One of their babies, I think, has rooted under my yews, by the front porch, in its own little protective nursery. And when it gets just a little bigger, I want to transplant it into the front yard and give it space and time to grow.

Another day, I'll write about the trees that have inhabited the Pugsley yard. For now, suffice it to say that it feels to me that the yard and house wants an oak this time. Hopefully if we're lucky that oak will be here with the house long after all of us are gone.

So then, I've managed to talk about everything but Frost this morning. I'll save that for another day. We've got a wait for spring, it seems. And so there will be time enough for that.

In the meanwhile, I'd be curious to know what other people's favorite trees are, and why.




Sent from my iPhone

Sunday, March 24, 2013

Forced forsythia: Rachel Blau DuPlessis

Today the forsythia inside have bloomed.


There's something compelling about forsythia, one of the earliest spring blooms. And only just this year, I learned that the branches can be brought in and forced, and so I tried it, and today I have flowers (and cats who cannot resist them, alas, so they--the flowers, that is--which have gone over twice already, have to be penned up in a room with a door). A good description of how to force forsythia can be found here, on About. com. Mine took about a week to bloom.

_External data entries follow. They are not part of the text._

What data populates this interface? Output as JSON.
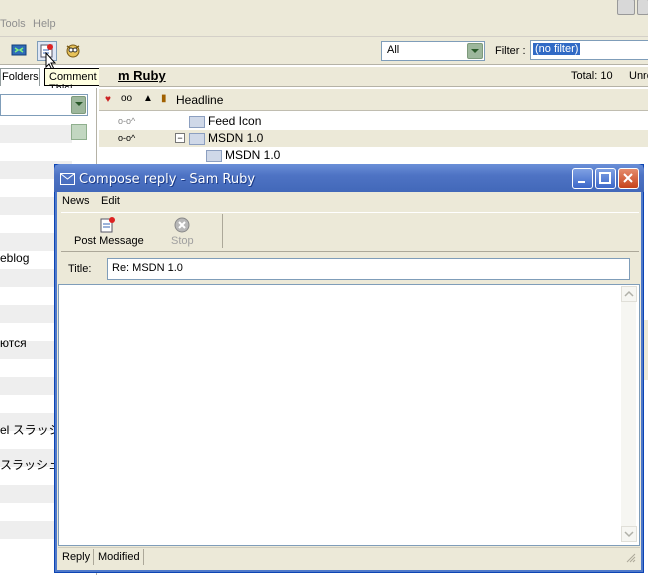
{
  "background_app": {
    "menu": [
      "Tools",
      "Help"
    ],
    "filter_select_value": "All",
    "filter_label": "Filter :",
    "filter_input_value": "(no filter)",
    "folders_tab": "Folders",
    "tooltip": "Comment This!",
    "feed_title": "m Ruby",
    "feed_total": "Total: 10",
    "feed_unread": "Unre",
    "headline_column": "Headline",
    "left_items": [
      "eblog",
      "ются",
      "el スラッシュ",
      "スラッシュ"
    ],
    "rows": [
      {
        "title": "Feed Icon"
      },
      {
        "title": "MSDN 1.0"
      },
      {
        "title": "MSDN 1.0"
      }
    ]
  },
  "compose": {
    "window_title": "Compose reply - Sam Ruby",
    "menu": [
      "News",
      "Edit"
    ],
    "toolbar": {
      "post_label": "Post Message",
      "stop_label": "Stop"
    },
    "title_label": "Title:",
    "title_value": "Re: MSDN 1.0",
    "body_text": "",
    "status": {
      "reply": "Reply",
      "modified": "Modified"
    }
  },
  "colors": {
    "titlebar": "#4e73c4",
    "close_button": "#c6421c",
    "selection": "#316ac5",
    "tooltip_bg": "#ffffe1"
  }
}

Here they are, still frosty, outdoors this morning:


A week ago, when I brought them in:


Yesterday morning:


And today:



It puts me in mind of a poem I once puzzled over by a poet whose work I came to love many, many years ago, when I was a young poet, Rachel Blau DuPlessis. This is a selection from the opening of a much longer poem, from her book Tabula Rosa (1987).


Crowbar

Snow on o-
pen
yellow for-
sythia.

'Sno
won
open force
scythe
ya.

No one
yell ow--you
yellow mortal thing
ringed in
dull earth's icy garland.

...

Even the lever is a gleaning.
"Thou" art the fulcrum.


She's writing about flowers and women. It's not all pretty, perhaps, but then it never has been. Today, I wonder if Rachel knew that forsythia can be forced. It's interesting, the uses that a flower can make, of words. I've thought about that syllable "force" buried in forsythia, ever since I read this poem. They're a powerful flower. And still, they blow me away, both, the words yes, and the flowers, too, every spring.